2. In order for there to be an agreement within the meaning of Article 85(1) of the Treaty (now Article 81(1) EC) it is sufficient that the undertakings in question should have expressed their joint intention to conduct themselves on the market in a specific way. As regards the form in which that common intention is expressed, it is sufficient for a stipulation to be the expression of the parties' intention to behave on the market in accordance with its terms, without its having to constitute a valid and binding contract under national law.
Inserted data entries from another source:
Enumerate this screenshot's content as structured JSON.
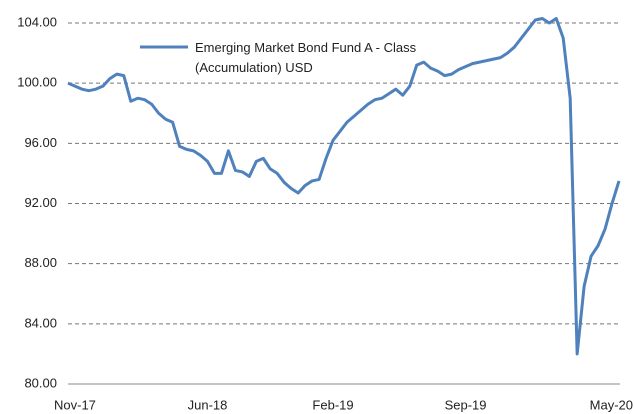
{
  "chart_data": {
    "type": "line",
    "categories": [
      null,
      "Nov-17",
      null,
      null,
      null,
      null,
      null,
      null,
      null,
      null,
      null,
      null,
      null,
      null,
      null,
      null,
      null,
      null,
      null,
      null,
      "Jun-18",
      null,
      null,
      null,
      null,
      null,
      null,
      null,
      null,
      null,
      null,
      null,
      null,
      null,
      null,
      null,
      null,
      null,
      "Feb-19",
      null,
      null,
      null,
      null,
      null,
      null,
      null,
      null,
      null,
      null,
      null,
      null,
      null,
      null,
      null,
      null,
      null,
      null,
      "Sep-19",
      null,
      null,
      null,
      null,
      null,
      null,
      null,
      null,
      null,
      null,
      null,
      null,
      null,
      null,
      null,
      null,
      null,
      null,
      null,
      null,
      null,
      "May-20"
    ],
    "series": [
      {
        "name": "Emerging Market Bond Fund A - Class (Accumulation) USD",
        "color": "#4f81bd",
        "values": [
          100.0,
          99.8,
          99.6,
          99.5,
          99.6,
          99.8,
          100.3,
          100.6,
          100.5,
          98.8,
          99.0,
          98.9,
          98.6,
          98.0,
          97.6,
          97.4,
          95.8,
          95.6,
          95.5,
          95.2,
          94.8,
          94.0,
          94.0,
          95.5,
          94.2,
          94.1,
          93.8,
          94.8,
          95.0,
          94.3,
          94.0,
          93.4,
          93.0,
          92.7,
          93.2,
          93.5,
          93.6,
          95.0,
          96.2,
          96.8,
          97.4,
          97.8,
          98.2,
          98.6,
          98.9,
          99.0,
          99.3,
          99.6,
          99.2,
          99.8,
          101.2,
          101.4,
          101.0,
          100.8,
          100.5,
          100.6,
          100.9,
          101.1,
          101.3,
          101.4,
          101.5,
          101.6,
          101.7,
          102.0,
          102.4,
          103.0,
          103.6,
          104.2,
          104.3,
          104.0,
          104.3,
          103.0,
          99.0,
          82.0,
          86.5,
          88.5,
          89.2,
          90.3,
          92.0,
          93.5
        ]
      }
    ],
    "ylim": [
      80,
      104
    ],
    "yticks": [
      {
        "value": 80,
        "label": "80.00"
      },
      {
        "value": 84,
        "label": "84.00"
      },
      {
        "value": 88,
        "label": "88.00"
      },
      {
        "value": 92,
        "label": "92.00"
      },
      {
        "value": 96,
        "label": "96.00"
      },
      {
        "value": 100,
        "label": "100.00"
      },
      {
        "value": 104,
        "label": "104.00"
      }
    ],
    "grid": true
  }
}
It follows that the concept of an agreement within the meaning of Article 85(1) of the Treaty centres around the existence of a concurrence of wills between at least two parties, the form in which it is manifested being unimportant so long as it constitutes the faithful expression of the parties' intention.

( see paras 67-69 )

3. The proof of an agreement between undertakings within the meaning of Article 85(1) of the Treaty (now Article 81(1) EC) must be founded upon the direct or indirect finding of the existence of the subjective element that characterises the very concept of an agreement, that is to say a concurrence of wills between economic operators on the implementation of a policy, the pursuit of an objective, or the adoption of a given line of conduct on the market, irrespective of the manner in which the parties' intention to behave on the market in accordance with the terms of that agreement is expressed. The Commission misjudges that concept of the concurrence of wills in holding that the continuation by wholesalers of their commercial relations with a manufacturer when it adopts a new policy, which it implements unilaterally, amounts to acquiescence by those wholesalers in that policy, although their de facto conduct is clearly contrary to that policy.

( see para. 173 )

4. An undertaking may be penalised under Community competition law only if it has infringed prohibitions contained in Article 85(1) or Article 86 of the Treaty (now Articles 81(1) and 82 EC). In that respect, it should be noted that the applicability of Article 85(1) is based on a number of conditions, namely that, (a) there must be an agreement between at least two undertakings or a similar arrangement such as a decision of an association of undertakings or a concerted practice between undertakings, (b) that arrangement must be capable of affecting trade within the Community, and (c) that it must have as its object or effect the restriction of competition to an appreciable extent. It follows that, in the context of that article, the effects of the conduct of an undertaking on competition within the common market may be examined only if the existence of an agreement, a decision of an association of undertakings or a concerted practice within the meaning of Article 85(1) of the Treaty has already been established. It follows that the aim of that provision is not to eliminate obstacles to intra-Community trade altogether; it is more limited, since only obstacles to competition set up as a result of a concurrence of wills between at least two parties are prohibited by that provision.

In the light of the above, the right of a manufacturer faced with an event harmful to his interests, such as parallel imports, to adopt the solution which seems to him to be the best is qualified by the Treaty provisions on competition only to the extent that he must comply with the prohibitions referred to in Articles 85 and 86. Accordingly, provided he does so without abusing a dominant position, and there is no concurrence of wills between him and his wholesalers, a manufacturer may adopt the supply policy which he considers necessary, even if, by the very nature of its aim, for example, to hinder parallel imports, the implementation of that policy may entail restrictions on competition and affect trade between Member States.